Peter Drucker, Management visionary

“The best way to predict the future is to create it.”

“People who don’t take risks generally make about two big mistakes a year. People who do take risks generally make about two big mistakes a year.”

“Accept the fact that we have to treat almost anybody as a volunteer.”

Peter Ferdinand Drucker (November 19, 1909 – November 11, 2005) was an influential writer, management consultant, and self-described “social ecologist”.

Drucker’s books and scholarly and popular articles explore how humans are organized across the business, government and the nonprofit sectors of society. He is one of the best-known and most widely influential thinkers and writers on the subject of management theory and practice.
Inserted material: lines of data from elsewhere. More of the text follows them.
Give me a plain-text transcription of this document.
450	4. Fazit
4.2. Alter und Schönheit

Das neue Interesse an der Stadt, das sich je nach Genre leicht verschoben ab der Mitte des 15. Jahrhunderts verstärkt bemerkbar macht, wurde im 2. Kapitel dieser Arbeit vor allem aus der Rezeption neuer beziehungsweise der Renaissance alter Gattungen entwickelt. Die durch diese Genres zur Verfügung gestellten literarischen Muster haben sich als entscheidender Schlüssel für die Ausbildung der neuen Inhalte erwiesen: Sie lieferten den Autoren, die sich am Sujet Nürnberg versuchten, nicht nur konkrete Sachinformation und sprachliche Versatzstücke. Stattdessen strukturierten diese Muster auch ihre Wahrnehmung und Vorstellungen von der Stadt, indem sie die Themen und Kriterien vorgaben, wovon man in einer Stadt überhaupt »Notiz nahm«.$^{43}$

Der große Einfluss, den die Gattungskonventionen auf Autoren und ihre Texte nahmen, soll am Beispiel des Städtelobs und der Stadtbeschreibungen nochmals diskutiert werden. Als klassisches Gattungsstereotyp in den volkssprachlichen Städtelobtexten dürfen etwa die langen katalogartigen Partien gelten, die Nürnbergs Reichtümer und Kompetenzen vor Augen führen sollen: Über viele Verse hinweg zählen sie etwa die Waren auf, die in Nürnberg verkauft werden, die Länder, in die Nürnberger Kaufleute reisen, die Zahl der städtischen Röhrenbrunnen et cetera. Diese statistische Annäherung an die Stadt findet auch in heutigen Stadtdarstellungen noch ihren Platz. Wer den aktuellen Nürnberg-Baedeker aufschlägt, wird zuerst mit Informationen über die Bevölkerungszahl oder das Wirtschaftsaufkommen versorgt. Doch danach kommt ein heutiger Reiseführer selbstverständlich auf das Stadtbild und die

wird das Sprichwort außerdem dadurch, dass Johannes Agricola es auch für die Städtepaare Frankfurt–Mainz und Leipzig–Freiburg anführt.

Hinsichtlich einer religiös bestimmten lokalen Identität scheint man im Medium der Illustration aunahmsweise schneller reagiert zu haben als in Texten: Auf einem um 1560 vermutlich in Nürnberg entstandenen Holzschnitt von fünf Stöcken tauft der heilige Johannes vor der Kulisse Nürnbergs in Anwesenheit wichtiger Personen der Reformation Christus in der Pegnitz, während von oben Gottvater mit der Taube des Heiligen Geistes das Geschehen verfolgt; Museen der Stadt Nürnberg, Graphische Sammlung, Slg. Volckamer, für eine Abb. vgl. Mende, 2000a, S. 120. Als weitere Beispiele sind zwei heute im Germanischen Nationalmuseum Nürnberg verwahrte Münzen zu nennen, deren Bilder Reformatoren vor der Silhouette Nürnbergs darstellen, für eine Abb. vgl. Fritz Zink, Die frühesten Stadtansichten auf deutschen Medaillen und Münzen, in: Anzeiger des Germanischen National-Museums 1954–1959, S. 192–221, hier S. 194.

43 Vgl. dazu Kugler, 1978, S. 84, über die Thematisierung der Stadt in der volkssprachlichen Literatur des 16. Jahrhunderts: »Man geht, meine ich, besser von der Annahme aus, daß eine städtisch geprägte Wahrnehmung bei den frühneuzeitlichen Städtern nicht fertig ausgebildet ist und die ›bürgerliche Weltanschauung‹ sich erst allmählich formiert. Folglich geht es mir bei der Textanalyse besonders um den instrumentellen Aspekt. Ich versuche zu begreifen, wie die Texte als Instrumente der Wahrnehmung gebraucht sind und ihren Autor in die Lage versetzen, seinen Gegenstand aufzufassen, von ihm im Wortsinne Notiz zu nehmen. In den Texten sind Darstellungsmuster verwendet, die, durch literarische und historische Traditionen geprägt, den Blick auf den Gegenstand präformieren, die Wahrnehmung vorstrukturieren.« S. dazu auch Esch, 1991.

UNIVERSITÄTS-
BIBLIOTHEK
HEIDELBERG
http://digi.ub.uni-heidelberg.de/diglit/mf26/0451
His writings have predicted many of the major developments of the late twentieth century, including privatization and decentralization; the rise of Japan to economic world power; the decisive importance of marketing; and the emergence of the information society with its necessity of lifelong learning.

In 1959, Drucker coined the term “Knowledge worker” and later in his life considered knowledge worker productivity to be the next frontier of management.

Peter Drucker gave his name to two institutions: the Drucker Institute and the Peter F Drucker and Masatoshi Ito Graduate School of Management, both at Claremont Graduate University. The annual Global Peter Drucker Forum in his hometown of Vienna Austria, honours his legacy.